После недолгих поисков села Красного обоз остановился у дома промышленника.
Григорий Демидов встретил учёного с нескрываемой радостью.
— Мон шер, — улыбнулся он. — Встреча с вами приятна для меня во всех отношениях, и тем для разговоров у нас найдётся несчётно. Поэтому вы можете полностью располагать моим гостеприимством и проживать в доме моём сколько душе угодно.

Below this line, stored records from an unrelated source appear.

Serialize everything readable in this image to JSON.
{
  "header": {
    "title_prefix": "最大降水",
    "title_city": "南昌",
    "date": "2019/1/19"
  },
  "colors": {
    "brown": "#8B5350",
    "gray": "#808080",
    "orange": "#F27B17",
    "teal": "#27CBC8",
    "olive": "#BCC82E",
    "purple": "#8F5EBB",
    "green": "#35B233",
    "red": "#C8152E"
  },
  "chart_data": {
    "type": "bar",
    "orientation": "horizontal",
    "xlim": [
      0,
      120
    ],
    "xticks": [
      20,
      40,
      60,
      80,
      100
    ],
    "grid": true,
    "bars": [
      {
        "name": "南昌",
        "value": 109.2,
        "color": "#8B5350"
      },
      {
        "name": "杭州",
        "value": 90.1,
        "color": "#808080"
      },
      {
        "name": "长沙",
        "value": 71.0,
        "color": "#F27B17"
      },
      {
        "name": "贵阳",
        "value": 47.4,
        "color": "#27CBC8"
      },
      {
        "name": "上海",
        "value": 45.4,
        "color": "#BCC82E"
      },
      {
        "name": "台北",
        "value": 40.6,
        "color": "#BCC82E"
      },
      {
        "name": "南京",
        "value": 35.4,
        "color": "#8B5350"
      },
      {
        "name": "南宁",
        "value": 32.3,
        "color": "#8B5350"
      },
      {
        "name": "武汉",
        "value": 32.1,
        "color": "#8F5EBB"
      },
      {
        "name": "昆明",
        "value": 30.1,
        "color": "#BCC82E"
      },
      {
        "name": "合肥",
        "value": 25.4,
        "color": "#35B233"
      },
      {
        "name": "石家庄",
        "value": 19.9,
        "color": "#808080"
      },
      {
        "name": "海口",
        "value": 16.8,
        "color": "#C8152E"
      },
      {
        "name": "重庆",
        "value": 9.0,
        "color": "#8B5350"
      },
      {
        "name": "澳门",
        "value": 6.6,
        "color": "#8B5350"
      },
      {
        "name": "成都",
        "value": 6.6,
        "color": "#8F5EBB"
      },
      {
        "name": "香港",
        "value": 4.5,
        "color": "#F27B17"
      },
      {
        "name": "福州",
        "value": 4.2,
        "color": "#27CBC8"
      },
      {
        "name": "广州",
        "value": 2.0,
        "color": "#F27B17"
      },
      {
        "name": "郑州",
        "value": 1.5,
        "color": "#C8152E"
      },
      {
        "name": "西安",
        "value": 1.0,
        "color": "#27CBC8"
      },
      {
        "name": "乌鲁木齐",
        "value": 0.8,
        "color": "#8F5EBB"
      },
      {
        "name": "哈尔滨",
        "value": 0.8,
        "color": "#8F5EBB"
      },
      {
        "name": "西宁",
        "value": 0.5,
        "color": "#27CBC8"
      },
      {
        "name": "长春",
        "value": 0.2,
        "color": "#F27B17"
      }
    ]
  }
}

— Благодарю, мон ами, — Стеллер поклонился. — Я тоже рад нашему личному знакомству, а учитывая важность нашего дела — я рад вдвойне!

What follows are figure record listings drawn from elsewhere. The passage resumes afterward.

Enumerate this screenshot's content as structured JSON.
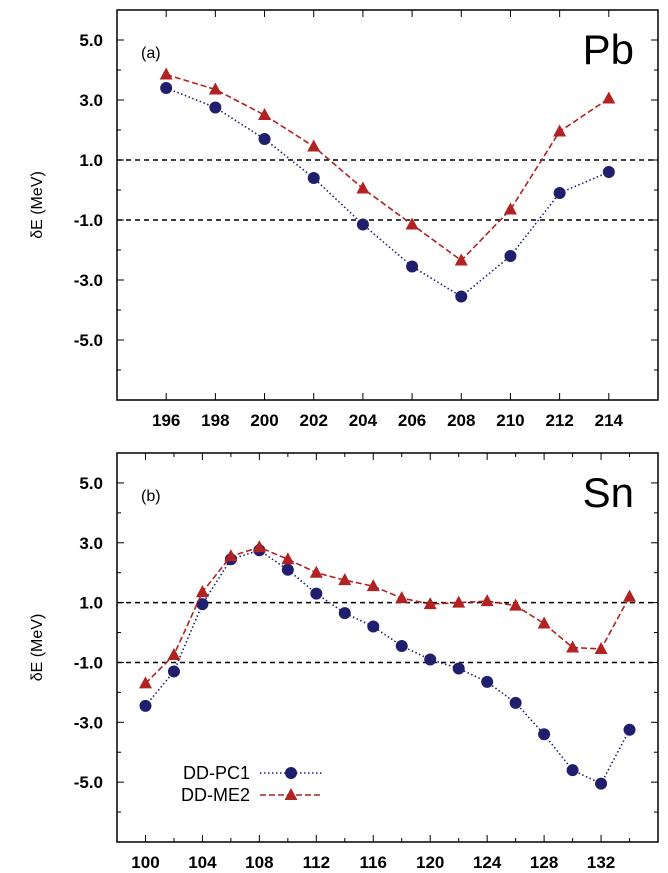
{
  "chart_data": [
    {
      "type": "line",
      "panel_label": "(a)",
      "element": "Pb",
      "ylabel": "δE (MeV)",
      "xlim": [
        194,
        216
      ],
      "ylim": [
        -7,
        6
      ],
      "xticks": [
        "196",
        "198",
        "200",
        "202",
        "204",
        "206",
        "208",
        "210",
        "212",
        "214"
      ],
      "yticks": [
        "5.0",
        "3.0",
        "1.0",
        "-1.0",
        "-3.0",
        "-5.0"
      ],
      "reference_lines": [
        1.0,
        -1.0
      ],
      "x": [
        196,
        198,
        200,
        202,
        204,
        206,
        208,
        210,
        212,
        214
      ],
      "series": [
        {
          "name": "DD-PC1",
          "values": [
            3.4,
            2.75,
            1.7,
            0.4,
            -1.15,
            -2.55,
            -3.55,
            -2.2,
            -0.1,
            0.6
          ],
          "color": "#1f1f6e",
          "marker": "circle",
          "line": "dotted"
        },
        {
          "name": "DD-ME2",
          "values": [
            3.85,
            3.35,
            2.5,
            1.45,
            0.05,
            -1.15,
            -2.35,
            -0.65,
            1.95,
            3.05
          ],
          "color": "#b22222",
          "marker": "triangle",
          "line": "dashed"
        }
      ]
    },
    {
      "type": "line",
      "panel_label": "(b)",
      "element": "Sn",
      "ylabel": "δE (MeV)",
      "xlim": [
        98,
        136
      ],
      "ylim": [
        -7,
        6
      ],
      "xticks": [
        "100",
        "104",
        "108",
        "112",
        "116",
        "120",
        "124",
        "128",
        "132"
      ],
      "yticks": [
        "5.0",
        "3.0",
        "1.0",
        "-1.0",
        "-3.0",
        "-5.0"
      ],
      "reference_lines": [
        1.0,
        -1.0
      ],
      "x": [
        100,
        102,
        104,
        106,
        108,
        110,
        112,
        114,
        116,
        118,
        120,
        122,
        124,
        126,
        128,
        130,
        132,
        134
      ],
      "series": [
        {
          "name": "DD-PC1",
          "values": [
            -2.45,
            -1.3,
            0.95,
            2.45,
            2.75,
            2.1,
            1.3,
            0.65,
            0.2,
            -0.45,
            -0.9,
            -1.2,
            -1.65,
            -2.35,
            -3.4,
            -4.6,
            -5.05,
            -3.25
          ],
          "color": "#1f1f6e",
          "marker": "circle",
          "line": "dotted"
        },
        {
          "name": "DD-ME2",
          "values": [
            -1.7,
            -0.75,
            1.35,
            2.55,
            2.85,
            2.45,
            2.0,
            1.75,
            1.55,
            1.15,
            0.95,
            1.0,
            1.05,
            0.9,
            0.3,
            -0.5,
            -0.55,
            1.2
          ],
          "color": "#b22222",
          "marker": "triangle",
          "line": "dashed"
        }
      ],
      "legend": "bottom-left"
    }
  ]
}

За обедом Стеллер поднял тревожащую его тему.
— Нам необходимо срочно высадить ростки в грунт, — подытожил Георг. — И затем перевезти в Академию наук, а некоторые образцы отправить в Упсалу, что к северу от Стокгольма, моему другу — доктору медицины и известному ботанику Карлу Линнею, к которому отношусь с глубоким уважением.
— Карл Линней? — переспросил Демидов, и вытер губы салфеткой. — Лично не знаком, но с удовольствием бы принял его у себя. А сколько растений надобно высадить?
— Восемьдесят образцов, — ответил Георг.
— Восемьдесят?! — восхитился Григорий. — Интересно! Очень интересно! Пойдёмте смотреть, мон шер, я сгораю от любопытства.
Демидов наблюдал, как разгружают обоз. Он внимательно слушал Георга, который, жестикулируя, рассказывал о каждом образце.
— Посмотрите на это, майн либер фройнд! — с трепетом произнёс Стеллер, и показал Григорию на маленькую шелушащуюся луковицу с едва проклюнувшимся светло-зелёным ростком.
— Тюльпан? — разочарованно спросил Демидов. — Что тут нового? В моей оранжерее их предостаточно.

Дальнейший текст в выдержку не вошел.